Prime Publishers by Jean Dunn (August 9, 2017)
“Clay & Wattles Theater Company’s month long production of “Fiddler on the Roof” opened Saturday, July 29, to a packed house on a cool evening at The Gary The Olivia Theater, a roofed, open air venue on the grounds of the Abbey of Regina Laudis in Bethlehem, CT.
With a professional cast and all new choreography and staging, Clay & Wattles’ anniversary production reflects a decade of growth and maturity for the company, bringing Broadway caliber singing and dancing to the universal story of family, tradition, love, exile and abiding faith with compassion, empathy and considerable humor.
Based on the stories of Yiddish writer Sholem Aleichem, the story is set in 1905 in Anatevka, a tiny town in the Pale of Settlement of Imperial Russia (now Ukraine), where Jews lead an increasingly tenuous existence.
Barely eking out a living, subject to the whim of the Tsar, long suffering Tevye the dairyman draws strength from his faith and the traditions that have guided his people for generations.
When his three eldest daughters dare to buck those traditions, he is forced to reconsider his place in a rapidly changing world.
Reprising his signature role, Thomas Camm is a master of subtlety, able to convey Tevye’s increasing angst with a look or a shrug.

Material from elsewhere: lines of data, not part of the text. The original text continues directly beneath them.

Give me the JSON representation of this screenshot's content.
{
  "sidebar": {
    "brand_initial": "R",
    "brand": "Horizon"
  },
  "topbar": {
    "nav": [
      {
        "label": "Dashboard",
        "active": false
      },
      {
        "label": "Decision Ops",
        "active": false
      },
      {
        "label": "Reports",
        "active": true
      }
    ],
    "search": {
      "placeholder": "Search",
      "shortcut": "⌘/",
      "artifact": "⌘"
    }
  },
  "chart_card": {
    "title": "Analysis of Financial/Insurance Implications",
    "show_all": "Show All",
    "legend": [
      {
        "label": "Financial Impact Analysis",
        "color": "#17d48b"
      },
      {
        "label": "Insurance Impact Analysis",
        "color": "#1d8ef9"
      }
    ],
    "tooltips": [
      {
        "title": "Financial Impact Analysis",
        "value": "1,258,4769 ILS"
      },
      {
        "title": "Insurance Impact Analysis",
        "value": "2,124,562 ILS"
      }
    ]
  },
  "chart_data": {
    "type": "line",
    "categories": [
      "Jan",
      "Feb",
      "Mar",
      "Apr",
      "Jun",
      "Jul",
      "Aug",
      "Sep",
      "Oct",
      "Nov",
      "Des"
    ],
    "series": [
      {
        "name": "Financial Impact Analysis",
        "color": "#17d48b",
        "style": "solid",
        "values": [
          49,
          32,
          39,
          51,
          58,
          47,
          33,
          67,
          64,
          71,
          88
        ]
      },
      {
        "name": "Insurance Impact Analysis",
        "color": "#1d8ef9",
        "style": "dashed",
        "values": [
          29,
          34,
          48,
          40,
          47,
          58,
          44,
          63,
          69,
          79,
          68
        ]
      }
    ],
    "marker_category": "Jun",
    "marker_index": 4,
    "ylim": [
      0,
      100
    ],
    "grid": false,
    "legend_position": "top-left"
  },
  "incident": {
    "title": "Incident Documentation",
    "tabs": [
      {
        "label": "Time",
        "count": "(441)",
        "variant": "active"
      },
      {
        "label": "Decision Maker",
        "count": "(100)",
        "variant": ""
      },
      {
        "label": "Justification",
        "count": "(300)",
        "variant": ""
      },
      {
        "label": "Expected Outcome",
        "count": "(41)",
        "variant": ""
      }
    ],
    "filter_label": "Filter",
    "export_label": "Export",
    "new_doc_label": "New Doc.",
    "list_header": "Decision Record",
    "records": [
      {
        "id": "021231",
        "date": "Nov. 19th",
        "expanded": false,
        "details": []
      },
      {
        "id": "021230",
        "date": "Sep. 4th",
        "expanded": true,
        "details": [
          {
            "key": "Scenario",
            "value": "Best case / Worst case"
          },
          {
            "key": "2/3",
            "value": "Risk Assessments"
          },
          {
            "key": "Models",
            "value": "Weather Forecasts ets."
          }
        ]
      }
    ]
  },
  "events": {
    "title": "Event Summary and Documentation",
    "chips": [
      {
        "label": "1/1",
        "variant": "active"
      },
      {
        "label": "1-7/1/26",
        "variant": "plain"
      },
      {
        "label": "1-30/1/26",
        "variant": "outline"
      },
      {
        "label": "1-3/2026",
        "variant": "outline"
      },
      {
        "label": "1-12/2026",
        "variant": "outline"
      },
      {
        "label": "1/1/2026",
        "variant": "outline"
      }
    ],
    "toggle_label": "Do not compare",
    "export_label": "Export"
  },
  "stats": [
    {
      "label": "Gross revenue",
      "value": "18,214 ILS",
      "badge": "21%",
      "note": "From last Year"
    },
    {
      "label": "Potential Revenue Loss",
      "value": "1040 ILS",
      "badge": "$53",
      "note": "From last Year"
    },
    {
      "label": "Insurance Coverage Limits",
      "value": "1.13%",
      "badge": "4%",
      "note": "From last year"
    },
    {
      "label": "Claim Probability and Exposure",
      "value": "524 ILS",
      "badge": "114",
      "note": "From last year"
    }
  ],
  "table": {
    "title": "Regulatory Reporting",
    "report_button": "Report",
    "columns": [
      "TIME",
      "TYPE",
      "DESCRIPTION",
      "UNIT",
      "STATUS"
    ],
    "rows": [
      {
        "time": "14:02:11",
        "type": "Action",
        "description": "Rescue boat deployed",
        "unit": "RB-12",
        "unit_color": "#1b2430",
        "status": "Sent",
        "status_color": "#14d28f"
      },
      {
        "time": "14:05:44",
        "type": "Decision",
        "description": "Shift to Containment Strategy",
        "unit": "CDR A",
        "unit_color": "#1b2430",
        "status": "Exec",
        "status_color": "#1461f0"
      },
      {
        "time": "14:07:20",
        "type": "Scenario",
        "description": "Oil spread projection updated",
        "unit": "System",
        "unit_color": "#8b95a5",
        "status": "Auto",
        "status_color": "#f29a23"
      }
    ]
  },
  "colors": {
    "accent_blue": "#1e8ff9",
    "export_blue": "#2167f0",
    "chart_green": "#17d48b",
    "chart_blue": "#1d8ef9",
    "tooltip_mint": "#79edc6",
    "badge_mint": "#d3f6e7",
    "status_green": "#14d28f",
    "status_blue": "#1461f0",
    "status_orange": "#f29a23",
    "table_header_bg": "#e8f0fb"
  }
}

His duet of “Do You Love Me?” with Barbara Salant as Golde, Tevye’s wife, is among the most tender moments in the show.
Monica Brown’s solo in “Matchmaker, Matchmaker” is stunning in its clarity, but it soon becomes apparent that all three actresses as the daughters (including Adrienne Camm as Chava and Megan Corcoran as Tzeitel) are outstanding singers.
Megan Corcoran doubles as a perfectly frightful Fruma Sara, the ghost who haunts Tevye’s dream in one of the most entertaining scenes in the show.
Noah Pyzik as Motel, William Dallas as Perchik and Jay Wilkinson as Fyedka, the daughters’ respective love interests, and others in the ensemble raise the level of dancing far above what might be expected.
A ten member pit orchestra expertly delivers the familiar score.
Matt Wood’s set design evokes the turn-of-the-century village and combined with Sally Camm’s staging is particularly lovely in the Sabbath Prayer sequence.”